“贼兵败了,”阿布拉欣点头,忽又若有所思的说:“不过贼兵败的好奇怪。”
“是啊,南昌的水师刚刚覆灭,真没想到弥勒教水贼会在这里败给王爷。”
阿布拉欣听见满都拉图的话,心里暗自嘀咕。这样的话可千万别给王爷听见。
满都拉图还想多问几句,阿布拉欣有了警觉,不敢再多说,免得被别有用心的人听见禀告了王爷。他一个色目人在一堆蒙古人的环绕下得到威顺王的宠信,必然会遭小人嫉妒。
两人在距离中军一里多路的地方下马,步行往江岸边的一个高坡走去。
阿布拉欣指向坡顶:“王爷在那里观战。

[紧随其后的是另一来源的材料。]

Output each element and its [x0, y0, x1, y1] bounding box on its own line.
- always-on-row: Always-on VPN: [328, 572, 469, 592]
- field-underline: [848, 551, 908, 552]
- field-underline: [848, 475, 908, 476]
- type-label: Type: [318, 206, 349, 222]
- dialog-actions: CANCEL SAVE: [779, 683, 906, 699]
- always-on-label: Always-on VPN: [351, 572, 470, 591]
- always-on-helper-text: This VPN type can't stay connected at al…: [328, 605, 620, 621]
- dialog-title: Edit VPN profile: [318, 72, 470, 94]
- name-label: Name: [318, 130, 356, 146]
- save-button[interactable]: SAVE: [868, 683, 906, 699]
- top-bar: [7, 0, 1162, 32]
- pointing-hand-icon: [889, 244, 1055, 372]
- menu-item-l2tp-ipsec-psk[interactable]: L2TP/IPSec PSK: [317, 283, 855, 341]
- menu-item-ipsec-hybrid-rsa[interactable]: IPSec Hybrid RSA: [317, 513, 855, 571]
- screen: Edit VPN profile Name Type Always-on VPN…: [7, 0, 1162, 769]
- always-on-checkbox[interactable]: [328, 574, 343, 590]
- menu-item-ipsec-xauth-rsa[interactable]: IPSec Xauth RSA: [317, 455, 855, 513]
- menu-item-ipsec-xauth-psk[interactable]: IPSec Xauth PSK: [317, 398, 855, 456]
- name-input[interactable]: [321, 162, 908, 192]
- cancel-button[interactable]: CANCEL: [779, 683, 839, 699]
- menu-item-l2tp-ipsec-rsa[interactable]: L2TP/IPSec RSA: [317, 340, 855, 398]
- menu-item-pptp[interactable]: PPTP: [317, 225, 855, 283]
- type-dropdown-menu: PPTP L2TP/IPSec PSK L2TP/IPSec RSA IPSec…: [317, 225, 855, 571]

”他刚才就站在宽撤不花的身边看了整个水战的过程,因此才会有觉得奇怪的念头。
两人慢慢走上草坡,宽撤不花正端坐在五彩华盖下,捻着长须眺望长江北岸。
水师的战场如游龙一般在水面游动,第一波满载官兵的战船刚刚离岸。
阿布拉欣领着满都拉图到了近前,双膝跪地道:“王爷,满都拉图带到。”
宽撤不花扭过头来脸色不善,呵斥:“满都拉图,你胆敢率军冲击中军,是活腻了吗?”
满都拉图忙单膝跪地请罪:“末将有紧急军情前来禀告,刚才情急之下行事鲁莽,请王爷赎罪。”

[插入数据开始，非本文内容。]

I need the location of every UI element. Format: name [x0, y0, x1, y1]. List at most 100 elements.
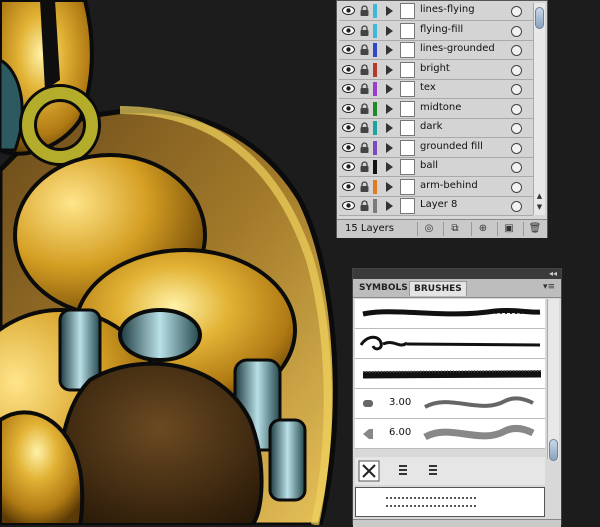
splatter-brush-icon — [362, 307, 541, 317]
layer-thumbnail — [400, 159, 415, 175]
pattern-brush-preview[interactable] — [355, 487, 545, 517]
layer-name[interactable]: arm-behind — [420, 180, 478, 191]
layer-row[interactable]: lines-flying — [339, 2, 533, 21]
layer-row[interactable]: arm-behind — [339, 177, 533, 197]
lock-icon[interactable] — [359, 200, 370, 212]
expand-triangle-icon[interactable] — [386, 25, 393, 36]
layer-name[interactable]: bright — [420, 63, 450, 74]
eye-icon[interactable] — [342, 44, 355, 55]
expand-triangle-icon[interactable] — [386, 142, 393, 153]
eye-icon[interactable] — [342, 64, 355, 75]
scroll-down-icon[interactable]: ▼ — [535, 202, 544, 212]
brush-calligraphic-6[interactable]: 6.00 — [355, 419, 545, 449]
layer-thumbnail — [400, 42, 415, 58]
lock-icon[interactable] — [359, 141, 370, 154]
target-circle-icon[interactable] — [511, 201, 522, 212]
layer-name[interactable]: tex — [420, 82, 436, 93]
layer-row[interactable]: dark — [339, 119, 533, 138]
layer-thumbnail — [400, 22, 415, 39]
eye-icon[interactable] — [342, 181, 355, 192]
brush-calligraphic-3[interactable]: 3.00 — [355, 389, 545, 419]
eye-icon[interactable] — [342, 83, 355, 94]
expand-triangle-icon[interactable] — [386, 84, 393, 94]
locate-object-icon[interactable]: ◎ — [417, 222, 440, 236]
lock-icon[interactable] — [359, 24, 370, 37]
eye-icon[interactable] — [342, 5, 355, 16]
target-circle-icon[interactable] — [511, 162, 522, 173]
layer-row[interactable]: ball — [339, 158, 533, 177]
layer-color-swatch — [373, 160, 377, 174]
expand-triangle-icon[interactable] — [386, 103, 393, 114]
lock-icon[interactable] — [359, 102, 370, 115]
brush-art-flourish[interactable] — [355, 329, 545, 359]
eye-icon[interactable] — [342, 103, 355, 114]
lock-icon[interactable] — [359, 83, 370, 95]
lock-icon[interactable] — [359, 5, 370, 17]
target-circle-icon[interactable] — [511, 142, 522, 154]
layer-row[interactable]: tex — [339, 80, 533, 99]
target-circle-icon[interactable] — [511, 6, 522, 17]
panel-menu-icon[interactable]: ▾≡ — [543, 282, 555, 292]
brush-art-chalk[interactable] — [355, 359, 545, 389]
target-circle-icon[interactable] — [511, 181, 522, 193]
brushes-scrollbar[interactable] — [547, 299, 559, 461]
expand-triangle-icon[interactable] — [386, 181, 393, 192]
layer-row[interactable]: midtone — [339, 99, 533, 119]
collapse-panel-icon[interactable]: ◂◂ — [549, 269, 557, 279]
layer-row[interactable]: lines-grounded — [339, 41, 533, 60]
eye-icon[interactable] — [342, 142, 355, 153]
panel-title-bar[interactable]: ◂◂ — [353, 269, 561, 279]
tab-symbols[interactable]: SYMBOLS — [355, 281, 412, 295]
brush-size: 6.00 — [389, 427, 412, 438]
target-circle-icon[interactable] — [511, 45, 522, 56]
layer-row[interactable]: flying-fill — [339, 21, 533, 41]
layer-thumbnail — [400, 61, 415, 78]
eye-icon[interactable] — [342, 200, 355, 211]
eye-icon[interactable] — [342, 161, 355, 172]
layers-scrollbar[interactable]: ▲ ▼ — [533, 3, 545, 215]
layer-name[interactable]: lines-flying — [420, 4, 475, 15]
layer-name[interactable]: dark — [420, 121, 442, 132]
target-circle-icon[interactable] — [511, 84, 522, 95]
eye-icon[interactable] — [342, 122, 355, 133]
expand-triangle-icon[interactable] — [386, 6, 393, 16]
layer-row[interactable]: Layer 8 — [339, 197, 533, 216]
layer-color-swatch — [373, 4, 377, 18]
expand-triangle-icon[interactable] — [386, 201, 393, 211]
brush-art-splatter[interactable] — [355, 299, 545, 329]
target-circle-icon[interactable] — [511, 64, 522, 76]
expand-triangle-icon[interactable] — [386, 64, 393, 75]
target-circle-icon[interactable] — [511, 25, 522, 37]
layers-scroll-thumb[interactable] — [535, 7, 544, 29]
scroll-up-icon[interactable]: ▲ — [535, 191, 544, 201]
layer-row[interactable]: bright — [339, 60, 533, 80]
lock-icon[interactable] — [359, 122, 370, 134]
create-sublayer-icon[interactable]: ⊕ — [471, 222, 494, 236]
layer-name[interactable]: lines-grounded — [420, 43, 495, 54]
target-circle-icon[interactable] — [511, 103, 522, 115]
expand-triangle-icon[interactable] — [386, 123, 393, 133]
lock-icon[interactable] — [359, 63, 370, 76]
eye-icon[interactable] — [342, 25, 355, 36]
lock-icon[interactable] — [359, 44, 370, 56]
lock-icon[interactable] — [359, 180, 370, 193]
brushes-scroll-thumb[interactable] — [549, 439, 558, 461]
expand-triangle-icon[interactable] — [386, 45, 393, 55]
layer-row[interactable]: grounded fill — [339, 138, 533, 158]
layer-thumbnail — [400, 120, 415, 136]
delete-layer-icon[interactable]: 🗑 — [523, 222, 546, 236]
make-clipping-mask-icon[interactable]: ⧉ — [443, 222, 466, 236]
layer-name[interactable]: Layer 8 — [420, 199, 457, 210]
pattern-brush-row[interactable] — [355, 457, 545, 485]
target-circle-icon[interactable] — [511, 123, 522, 134]
tab-brushes[interactable]: BRUSHES — [409, 281, 467, 296]
pattern-brush-icons — [358, 460, 437, 482]
lock-icon[interactable] — [359, 161, 370, 173]
new-layer-icon[interactable]: ▣ — [497, 222, 520, 236]
expand-triangle-icon[interactable] — [386, 162, 393, 172]
calligraphic-brush-icon — [363, 424, 535, 441]
layer-name[interactable]: midtone — [420, 102, 461, 113]
layer-name[interactable]: ball — [420, 160, 438, 171]
layer-name[interactable]: grounded fill — [420, 141, 483, 152]
layer-name[interactable]: flying-fill — [420, 24, 463, 35]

“好了,”宽撤不花心思全在过江的战船上,不耐烦的说:“有什么事情快说。”
“王爷,这江渡不得,弥勒教妖人就埋伏在对岸,想伏击王爷。”满都拉图从怀里掏出一份打着火漆的公文,“这是江西行省达鲁花赤大人送来的急信,这几日又有徐州芝麻李作乱,浙东张士诚作乱。大人请王爷不要率军离开江南,如今天下大乱,王爷统领兵马乃是南方定海神针,大人请王爷领着移驻南昌。”
阿布拉欣把公文接过来呈给宽撤不花。
没想到宽撤不花看也不看,冷声道:“他有什么权力安排本王。”
满都拉图额头冒出汗来,这句话他没有资格接。
“我的士卒都是江北人,如今河南和淮西大乱,谁人能安心留在江南。你们想让我留下来帮你们守御袁州,他想让我帮他守南昌,都在打本王手中兵马的主意,却不知道本王的武昌就要被弥勒教妖人攻破了。”
阿布拉欣心中暗叹这人好不会说话,宽撤不花明显是归心似箭,现在就算有几十个上百个理由劝他留下来,他也听不进去。
“那是个阴谋,”满都拉图忽然抬起头来,“弥勒教人攻打武昌是个阴谋,目的是想诱骗大人匆忙中渡江。”
“阴谋?我来袁州前听人夸赞过你,说你是蒙古人中少见的人才,你来告诉我,是怎么看出来这是个阴谋的。”宽撤不花的声音令人不寒而栗。
双手呈着公文的阿布拉欣连动都不敢动,默默在心里呼喊:“千万别说话,千万别说话,一开口就连天王老子也救不了你。”
满都拉图猛然惊醒,宽撤不花的杀机令他脖颈上的肌肤泛出寒意。
他埋着头跪下去,不敢再开口。
宽撤不花冷冷的盯着他,等了许久,道:“怎么不说话了?”
“末将死罪!”满都拉图狠命的磕头。他跪在一片草地上,磕的满脸是泥土。
宽撤不花的气稍微顺了点。
江北岸没有什么异常的事情发生,他的心思早就飞回了武昌,江西的一切现在都勾不起他的兴趣。他的口气忽的软下来:“好了,年轻人不要信口雌黄,信我收下了,江西的事情尽人事听天命吧,本王现在自顾不暇,管不了你们了。”
满都拉图送了口气,早就听说威顺王是个仁慈的人,果然不虚。他藏着一肚子的话不敢再说,就算竹筒倒豆子全说出来不但救不了这些兵马,只会先把自己的性命搭进去。
“王爷,那末将告退了。”
满都拉图忽然有种英雄末路的感觉。这几年到底怎么了,大元的天下到底怎么了!
宽撤不花挥手:“走吧,如果袁州朝守不住了,就去武昌找我,妖人只是一时猖獗,待朝廷重整兵马,一两年间也就平定了这场祸事。”
满都拉图轻轻的点了点头,他判断江北岸边一点有弥勒教贼兵的埋伏,但他没有证据。如果他对了,才真是一场灾难。